I hit send on the button and there it was, confirmation I had just signed up for the last two “classes” requirements to finish my Master’s Degree. Readings and Research is all I have left on the agenda, minus the last four papers due in Environmentally Policy. That class is well over half over so I’m rounding up and counting it as done in my head. Quick side note, environmental policy is really hard and I don’t think I will be searching out any jobs in that field. Lots of people need too, but it will not be this guy. The point today is that I can see, smell, and hear the graduate school finish line and what a glorious sight it is.  

I love training for a marathon but I dislike running. During my 20 mile run yesterday, I spent at least 15 of miles talking myself out of quitting. It was windy and rainy and there are a ton of activities I would rather be doing then running for 3 hours praying I don’t chaff so bad I can’t walk the next day. The reason I run and train for a marathon is the mental work out I have to go through to reach the finish line. My goals have always been long term. Become a public speaker, open my own abused teen rehabilitation center (working on it) and hiking the Superior Hiking Trail, all are long term goals where I can not see the finish line. I must trust that one step and one action after another will produce an outcome moving me closer to the end.  Training and running a marathon builds that mental muscle to accomplish any task. No one crosses a marathon finish line by luck.

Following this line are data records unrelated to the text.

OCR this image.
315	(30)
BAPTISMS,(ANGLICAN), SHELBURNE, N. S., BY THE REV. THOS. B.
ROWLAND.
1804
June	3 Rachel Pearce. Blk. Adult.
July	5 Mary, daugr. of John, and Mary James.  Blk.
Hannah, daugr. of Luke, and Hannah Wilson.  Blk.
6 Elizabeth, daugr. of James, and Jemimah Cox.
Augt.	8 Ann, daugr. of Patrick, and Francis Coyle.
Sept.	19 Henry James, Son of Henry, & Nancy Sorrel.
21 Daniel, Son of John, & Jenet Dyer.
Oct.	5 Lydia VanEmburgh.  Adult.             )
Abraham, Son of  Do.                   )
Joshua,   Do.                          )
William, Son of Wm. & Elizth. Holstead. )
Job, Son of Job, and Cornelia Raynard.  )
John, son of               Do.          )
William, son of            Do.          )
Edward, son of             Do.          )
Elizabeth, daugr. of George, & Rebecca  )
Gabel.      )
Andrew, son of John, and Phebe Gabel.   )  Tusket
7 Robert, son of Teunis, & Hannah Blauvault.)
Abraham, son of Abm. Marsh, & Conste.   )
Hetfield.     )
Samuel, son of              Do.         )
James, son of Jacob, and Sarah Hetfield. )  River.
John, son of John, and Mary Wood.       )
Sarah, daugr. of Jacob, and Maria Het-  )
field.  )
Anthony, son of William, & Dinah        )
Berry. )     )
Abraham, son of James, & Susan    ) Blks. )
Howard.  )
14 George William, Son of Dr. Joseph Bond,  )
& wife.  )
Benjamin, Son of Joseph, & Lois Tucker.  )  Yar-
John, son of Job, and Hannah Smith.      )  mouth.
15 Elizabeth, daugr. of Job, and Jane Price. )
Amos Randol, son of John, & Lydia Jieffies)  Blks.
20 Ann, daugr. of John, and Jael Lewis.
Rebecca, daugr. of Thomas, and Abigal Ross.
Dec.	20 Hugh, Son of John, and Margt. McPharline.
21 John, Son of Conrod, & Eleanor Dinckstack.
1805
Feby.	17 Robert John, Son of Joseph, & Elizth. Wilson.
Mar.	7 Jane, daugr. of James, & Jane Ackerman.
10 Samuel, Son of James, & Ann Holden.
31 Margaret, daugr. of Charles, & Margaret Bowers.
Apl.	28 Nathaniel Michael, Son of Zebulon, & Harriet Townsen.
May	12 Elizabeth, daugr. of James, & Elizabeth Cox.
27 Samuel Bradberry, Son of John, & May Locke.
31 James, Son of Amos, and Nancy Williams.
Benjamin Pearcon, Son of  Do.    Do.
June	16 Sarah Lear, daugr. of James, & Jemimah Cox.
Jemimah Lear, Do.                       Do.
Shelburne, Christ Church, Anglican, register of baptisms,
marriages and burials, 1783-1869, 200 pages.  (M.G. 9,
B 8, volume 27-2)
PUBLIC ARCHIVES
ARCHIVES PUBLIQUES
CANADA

The same thing has happened in graduate school. A two year, no break program caused me great joy and heart ache over the last two years. I remembered the parts of school I liked, reading and learning about historical moments, and the philosophy that went into land mark decisions. I cursed out the subject of math again for the one-thousandth time in my life. Math is stupid. I had to talk myself into attending class on numerous occasion. And last summer trying to balance two grad school classes, a 10 hour a week internship, and a 45 hour a week job was a brutal gauntlet. I forget what free time was but as I hit send to confirm I was signed up for my last two requirements, signaled the home stretch and a burst of momentum arrived. The moment when all the hard work crescendos and morphs into an accomplishment. When all the mental gymnastics of writing one more line in a paper, fighting through mile 18, which was all uphill, and when I’m slated to speak in a new state this summer (Tennessee), the feeling of it was all worth it arrives. There isn’t a better feeling in the world than crossing the finish line and telling the side of my brain that said I can’t do it, that I did it.